Mineral leaching would be particularly problematic for work glazed with legitimately toxic materials (i.e. barium, or- heaven forbid- lead). Fortunately, none of my glazes are dependent on nasties like these. I wouldn't want to evoke the Roman empire and their collective lead-driven dementia.
The Japanese have used Raku ware for the tea ceremony for hundreds of years... mainly in a ceremonial setting. 'Ceremonial' is probably the key... I don't think you'd want to use Raku-ware for your daily table, but occasional use (assuming benign ingredients) should be fine.
Here's the first result- Stellar Sea Lion carving.

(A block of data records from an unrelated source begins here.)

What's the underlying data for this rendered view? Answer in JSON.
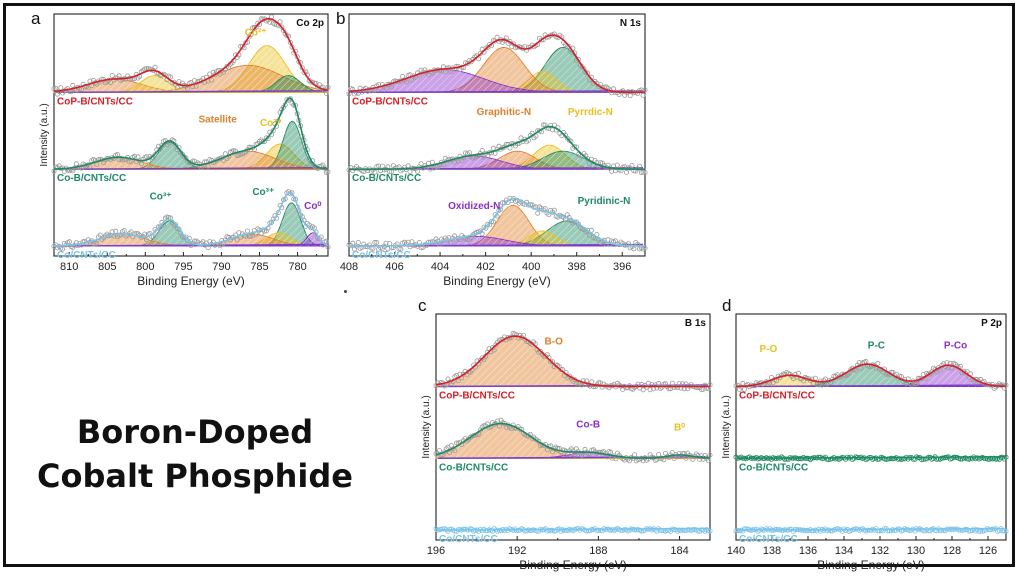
{
  "title_lines": [
    "Boron-Doped",
    "Cobalt Phosphide"
  ],
  "colors": {
    "CoP-B/CNTs/CC": "#d6202a",
    "Co-B/CNTs/CC": "#1f8a62",
    "Co/CNTs/CC": "#7cc3e8",
    "orange": "#e0802a",
    "yellow": "#e8c020",
    "green": "#1f8a62",
    "purple": "#8b2fc9"
  },
  "chart_data": [
    {
      "type": "line",
      "panel": "a",
      "title": "Co 2p",
      "xlabel": "Binding Energy (eV)",
      "ylabel": "Intensity (a.u.)",
      "xlim": [
        812,
        776
      ],
      "x_reversed": true,
      "x_ticks": [
        810,
        805,
        800,
        795,
        790,
        785,
        780
      ],
      "y_ticks": false,
      "series": [
        {
          "name": "CoP-B/CNTs/CC",
          "color": "#d6202a",
          "offset": 2.2,
          "peaks": [
            {
              "label": "Co²⁺",
              "center": 784,
              "height": 0.78,
              "width": 2.4,
              "color": "#e8c020"
            },
            {
              "center": 786.5,
              "height": 0.45,
              "width": 4.5,
              "color": "#e0802a"
            },
            {
              "center": 781.2,
              "height": 0.28,
              "width": 1.6,
              "color": "#1f8a62"
            },
            {
              "center": 804,
              "height": 0.22,
              "width": 3.5,
              "color": "#e0802a"
            },
            {
              "center": 798.8,
              "height": 0.28,
              "width": 1.8,
              "color": "#e8c020"
            }
          ]
        },
        {
          "name": "Co-B/CNTs/CC",
          "color": "#1f8a62",
          "offset": 1.1,
          "peaks": [
            {
              "label": "Co²⁺",
              "center": 782.3,
              "height": 0.42,
              "width": 1.8,
              "color": "#e8c020"
            },
            {
              "center": 780.7,
              "height": 0.8,
              "width": 1.2,
              "color": "#1f8a62"
            },
            {
              "label": "Satellite",
              "center": 786.5,
              "height": 0.3,
              "width": 3.5,
              "color": "#e0802a"
            },
            {
              "center": 796.8,
              "height": 0.45,
              "width": 1.5,
              "color": "#1f8a62"
            },
            {
              "center": 803.5,
              "height": 0.2,
              "width": 3.0,
              "color": "#e0802a"
            }
          ]
        },
        {
          "name": "Co/CNTs/CC",
          "color": "#7cc3e8",
          "offset": 0.0,
          "peaks": [
            {
              "label": "Co³⁺",
              "center": 780.8,
              "height": 0.72,
              "width": 1.2,
              "color": "#1f8a62"
            },
            {
              "center": 782.5,
              "height": 0.22,
              "width": 1.6,
              "color": "#e8c020"
            },
            {
              "center": 786,
              "height": 0.2,
              "width": 2.8,
              "color": "#e0802a"
            },
            {
              "label": "Co³⁺",
              "center": 796.8,
              "height": 0.42,
              "width": 1.4,
              "color": "#1f8a62"
            },
            {
              "center": 803,
              "height": 0.2,
              "width": 3.0,
              "color": "#e0802a"
            },
            {
              "label": "Co⁰",
              "center": 778,
              "height": 0.22,
              "width": 0.8,
              "color": "#8b2fc9"
            }
          ]
        }
      ],
      "annotations": [
        {
          "text": "Co²⁺",
          "series": "CoP-B/CNTs/CC",
          "x": 785.5,
          "dy": 0.95,
          "color": "#e8c020"
        },
        {
          "text": "Satellite",
          "series": "Co-B/CNTs/CC",
          "x": 790.5,
          "dy": 0.78,
          "color": "#e0802a"
        },
        {
          "text": "Co²⁺",
          "series": "Co-B/CNTs/CC",
          "x": 783.5,
          "dy": 0.72,
          "color": "#e8c020"
        },
        {
          "text": "Co³⁺",
          "series": "Co/CNTs/CC",
          "x": 798,
          "dy": 0.78,
          "color": "#1f8a62"
        },
        {
          "text": "Co³⁺",
          "series": "Co/CNTs/CC",
          "x": 784.5,
          "dy": 0.85,
          "color": "#1f8a62"
        },
        {
          "text": "Co⁰",
          "series": "Co/CNTs/CC",
          "x": 778,
          "dy": 0.62,
          "color": "#8b2fc9"
        }
      ]
    },
    {
      "type": "line",
      "panel": "b",
      "title": "N 1s",
      "xlabel": "Binding Energy (eV)",
      "ylabel": "",
      "xlim": [
        408,
        395
      ],
      "x_reversed": true,
      "x_ticks": [
        408,
        406,
        404,
        402,
        400,
        398,
        396
      ],
      "y_ticks": false,
      "series": [
        {
          "name": "CoP-B/CNTs/CC",
          "color": "#d6202a",
          "offset": 2.2,
          "peaks": [
            {
              "center": 398.6,
              "height": 0.75,
              "width": 0.8,
              "color": "#1f8a62"
            },
            {
              "center": 399.5,
              "height": 0.35,
              "width": 0.6,
              "color": "#e8c020"
            },
            {
              "center": 401.2,
              "height": 0.75,
              "width": 0.9,
              "color": "#e0802a"
            },
            {
              "center": 403.8,
              "height": 0.38,
              "width": 1.7,
              "color": "#8b2fc9"
            }
          ]
        },
        {
          "name": "Co-B/CNTs/CC",
          "color": "#1f8a62",
          "offset": 1.1,
          "peaks": [
            {
              "label": "Pyrrdic-N",
              "center": 399.2,
              "height": 0.4,
              "width": 0.7,
              "color": "#e8c020"
            },
            {
              "label": "Graphitic-N",
              "center": 400.6,
              "height": 0.3,
              "width": 0.8,
              "color": "#e0802a"
            },
            {
              "center": 398.6,
              "height": 0.3,
              "width": 0.9,
              "color": "#1f8a62"
            },
            {
              "center": 402.5,
              "height": 0.22,
              "width": 1.2,
              "color": "#8b2fc9"
            }
          ]
        },
        {
          "name": "Co/CNTs/CC",
          "color": "#7cc3e8",
          "offset": 0.0,
          "peaks": [
            {
              "center": 400.8,
              "height": 0.68,
              "width": 0.7,
              "color": "#e0802a"
            },
            {
              "label": "Pyridinic-N",
              "center": 398.4,
              "height": 0.42,
              "width": 0.9,
              "color": "#1f8a62"
            },
            {
              "center": 399.5,
              "height": 0.25,
              "width": 0.6,
              "color": "#e8c020"
            },
            {
              "label": "Oxidized-N",
              "center": 402.4,
              "height": 0.16,
              "width": 1.3,
              "color": "#8b2fc9"
            }
          ]
        }
      ],
      "annotations": [
        {
          "text": "Graphitic-N",
          "series": "Co-B/CNTs/CC",
          "x": 401.2,
          "dy": 0.9,
          "color": "#e0802a"
        },
        {
          "text": "Pyrrdic-N",
          "series": "Co-B/CNTs/CC",
          "x": 397.4,
          "dy": 0.9,
          "color": "#e8c020"
        },
        {
          "text": "Oxidized-N",
          "series": "Co/CNTs/CC",
          "x": 402.5,
          "dy": 0.62,
          "color": "#8b2fc9"
        },
        {
          "text": "Pyridinic-N",
          "series": "Co/CNTs/CC",
          "x": 396.8,
          "dy": 0.7,
          "color": "#1f8a62"
        }
      ]
    },
    {
      "type": "line",
      "panel": "c",
      "title": "B 1s",
      "xlabel": "Binding Energy (eV)",
      "ylabel": "Intensity (a.u.)",
      "xlim": [
        196,
        182.5
      ],
      "x_reversed": true,
      "x_ticks": [
        196,
        192,
        188,
        184
      ],
      "y_ticks": false,
      "series": [
        {
          "name": "CoP-B/CNTs/CC",
          "color": "#d6202a",
          "offset": 2.2,
          "peaks": [
            {
              "label": "B-O",
              "center": 192.1,
              "height": 0.9,
              "width": 1.5,
              "color": "#e0802a"
            }
          ]
        },
        {
          "name": "Co-B/CNTs/CC",
          "color": "#1f8a62",
          "offset": 1.1,
          "peaks": [
            {
              "center": 192.8,
              "height": 0.62,
              "width": 1.5,
              "color": "#e0802a"
            },
            {
              "label": "Co-B",
              "center": 188.5,
              "height": 0.1,
              "width": 1.0,
              "color": "#8b2fc9"
            },
            {
              "label": "B⁰",
              "center": 184,
              "height": 0.06,
              "width": 0.6,
              "color": "#e8c020"
            }
          ]
        },
        {
          "name": "Co/CNTs/CC",
          "color": "#7cc3e8",
          "offset": 0.0,
          "peaks": []
        }
      ],
      "annotations": [
        {
          "text": "B-O",
          "series": "CoP-B/CNTs/CC",
          "x": 190.2,
          "dy": 0.75,
          "color": "#e0802a"
        },
        {
          "text": "Co-B",
          "series": "Co-B/CNTs/CC",
          "x": 188.5,
          "dy": 0.55,
          "color": "#8b2fc9"
        },
        {
          "text": "B⁰",
          "series": "Co-B/CNTs/CC",
          "x": 184,
          "dy": 0.5,
          "color": "#e8c020"
        }
      ]
    },
    {
      "type": "line",
      "panel": "d",
      "title": "P 2p",
      "xlabel": "Binding Energy (eV)",
      "ylabel": "Intensity (a.u.)",
      "xlim": [
        140,
        125
      ],
      "x_reversed": true,
      "x_ticks": [
        140,
        138,
        136,
        134,
        132,
        130,
        128,
        126
      ],
      "y_ticks": false,
      "series": [
        {
          "name": "CoP-B/CNTs/CC",
          "color": "#d6202a",
          "offset": 2.2,
          "peaks": [
            {
              "label": "P-O",
              "center": 137,
              "height": 0.2,
              "width": 1.0,
              "color": "#e8c020"
            },
            {
              "label": "P-C",
              "center": 132.7,
              "height": 0.4,
              "width": 1.2,
              "color": "#1f8a62"
            },
            {
              "label": "P-Co",
              "center": 128.2,
              "height": 0.38,
              "width": 1.0,
              "color": "#8b2fc9"
            }
          ]
        },
        {
          "name": "Co-B/CNTs/CC",
          "color": "#1f8a62",
          "offset": 1.1,
          "peaks": []
        },
        {
          "name": "Co/CNTs/CC",
          "color": "#7cc3e8",
          "offset": 0.0,
          "peaks": []
        }
      ],
      "annotations": [
        {
          "text": "P-O",
          "series": "CoP-B/CNTs/CC",
          "x": 138.2,
          "dy": 0.62,
          "color": "#e8c020"
        },
        {
          "text": "P-C",
          "series": "CoP-B/CNTs/CC",
          "x": 132.2,
          "dy": 0.68,
          "color": "#1f8a62"
        },
        {
          "text": "P-Co",
          "series": "CoP-B/CNTs/CC",
          "x": 127.8,
          "dy": 0.68,
          "color": "#8b2fc9"
        }
      ]
    }
  ]
}
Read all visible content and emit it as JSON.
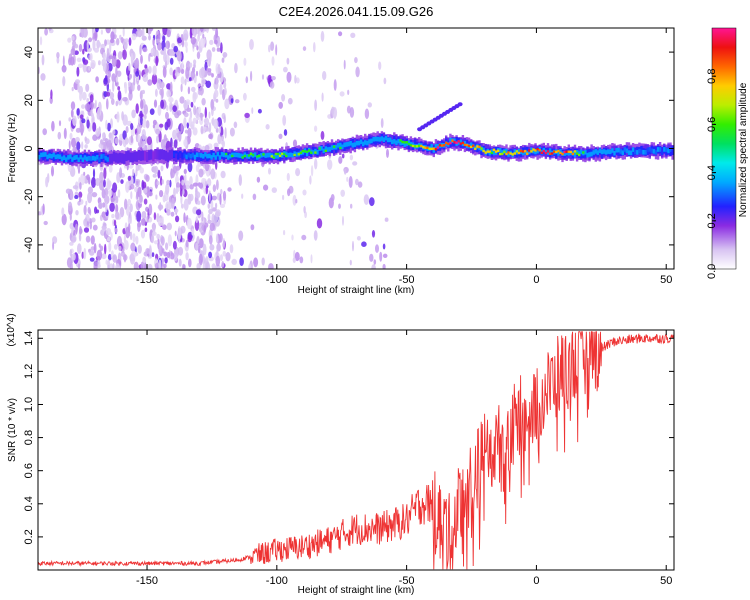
{
  "chart_data": [
    {
      "type": "heatmap",
      "title": "C2E4.2026.041.15.09.G26",
      "xlabel": "Height of straight line (km)",
      "ylabel": "Frequency (Hz)",
      "xlim": [
        -192,
        53
      ],
      "ylim": [
        -50,
        50
      ],
      "xticks": [
        -150,
        -100,
        -50,
        0,
        50
      ],
      "yticks": [
        -40,
        -20,
        0,
        20,
        40
      ],
      "colorbar": {
        "label": "Normalized spectral amplitude",
        "range": [
          0.0,
          1.0
        ],
        "ticks": [
          0.0,
          0.2,
          0.4,
          0.6,
          0.8
        ]
      },
      "ridge": {
        "x": [
          -192,
          -180,
          -165,
          -150,
          -140,
          -120,
          -100,
          -85,
          -70,
          -60,
          -50,
          -40,
          -33,
          -28,
          -20,
          -10,
          0,
          10,
          20,
          35,
          53
        ],
        "frequency": [
          -3,
          -4,
          -4,
          -3,
          -3,
          -3,
          -3,
          -1,
          2,
          4,
          2,
          0,
          3,
          2,
          -1,
          -2,
          -1,
          -2,
          -2,
          -1,
          -1
        ],
        "amplitude": [
          0.4,
          0.45,
          0.3,
          0.2,
          0.25,
          0.5,
          0.6,
          0.55,
          0.5,
          0.45,
          0.55,
          0.85,
          0.95,
          0.9,
          0.65,
          0.75,
          0.85,
          0.9,
          0.45,
          0.35,
          0.3
        ]
      },
      "noise_region_x": [
        -180,
        -120
      ]
    },
    {
      "type": "line",
      "title": "",
      "xlabel": "Height of straight line (km)",
      "ylabel": "SNR (10 * v/v)",
      "y_multiplier": "(x10^4)",
      "xlim": [
        -192,
        53
      ],
      "ylim": [
        0,
        1.45
      ],
      "xticks": [
        -150,
        -100,
        -50,
        0,
        50
      ],
      "yticks": [
        0.2,
        0.4,
        0.6,
        0.8,
        1.0,
        1.2,
        1.4
      ],
      "series": [
        {
          "name": "SNR",
          "color": "#ee3333",
          "x": [
            -192,
            -160,
            -130,
            -115,
            -100,
            -90,
            -80,
            -70,
            -60,
            -50,
            -45,
            -40,
            -33,
            -30,
            -25,
            -20,
            -15,
            -10,
            -5,
            0,
            5,
            10,
            20,
            30,
            40,
            53
          ],
          "y": [
            0.04,
            0.04,
            0.04,
            0.06,
            0.12,
            0.14,
            0.18,
            0.25,
            0.25,
            0.3,
            0.4,
            0.4,
            0.2,
            0.4,
            0.55,
            0.7,
            0.75,
            0.85,
            0.95,
            1.0,
            1.1,
            1.2,
            1.3,
            1.38,
            1.4,
            1.4
          ]
        }
      ]
    }
  ]
}
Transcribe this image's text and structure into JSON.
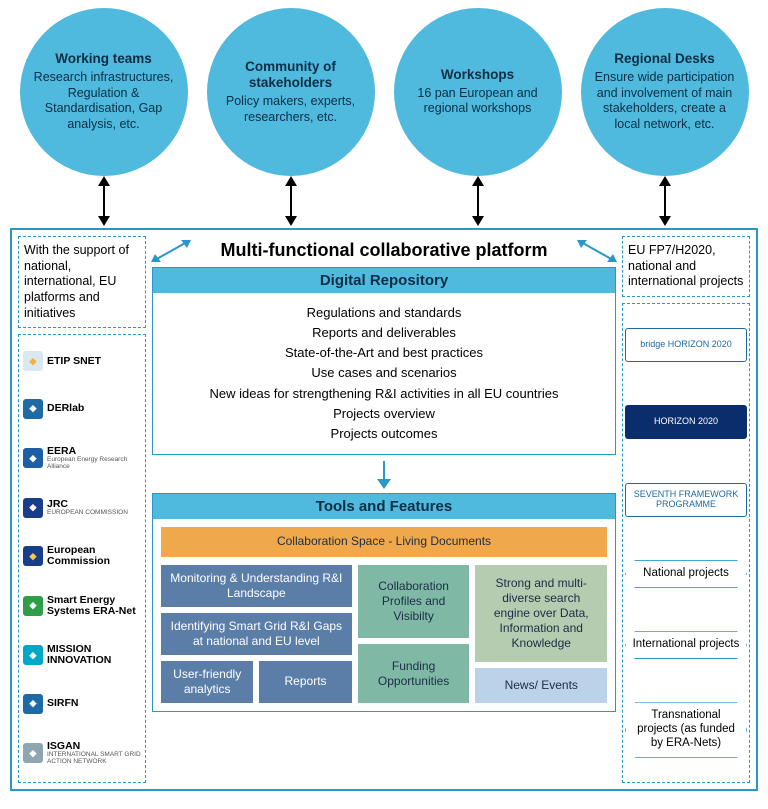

I used a commercial glaze (Duncan Envision, cranberry) on the interior.
I've been realizing, of late, that there's something to be said for predictable color and texture. I love the volatility and variability of my raku glazes... but there's also merit to slapping on a glaze that you know is going to be a rich red, irrespective of conditions in the kiln.
I was a bit worried that the uniform red would clash with the effect of the variegated, complex surface on the main body of the mug (a turquoise crackle glaze from Gary Ferguson).
I think it turned out OK. I can see some careful, profound expansions of my glaze palette on the horizon.
I have four more of these guys that I still need to Raku fire. I hope they come out this interesting.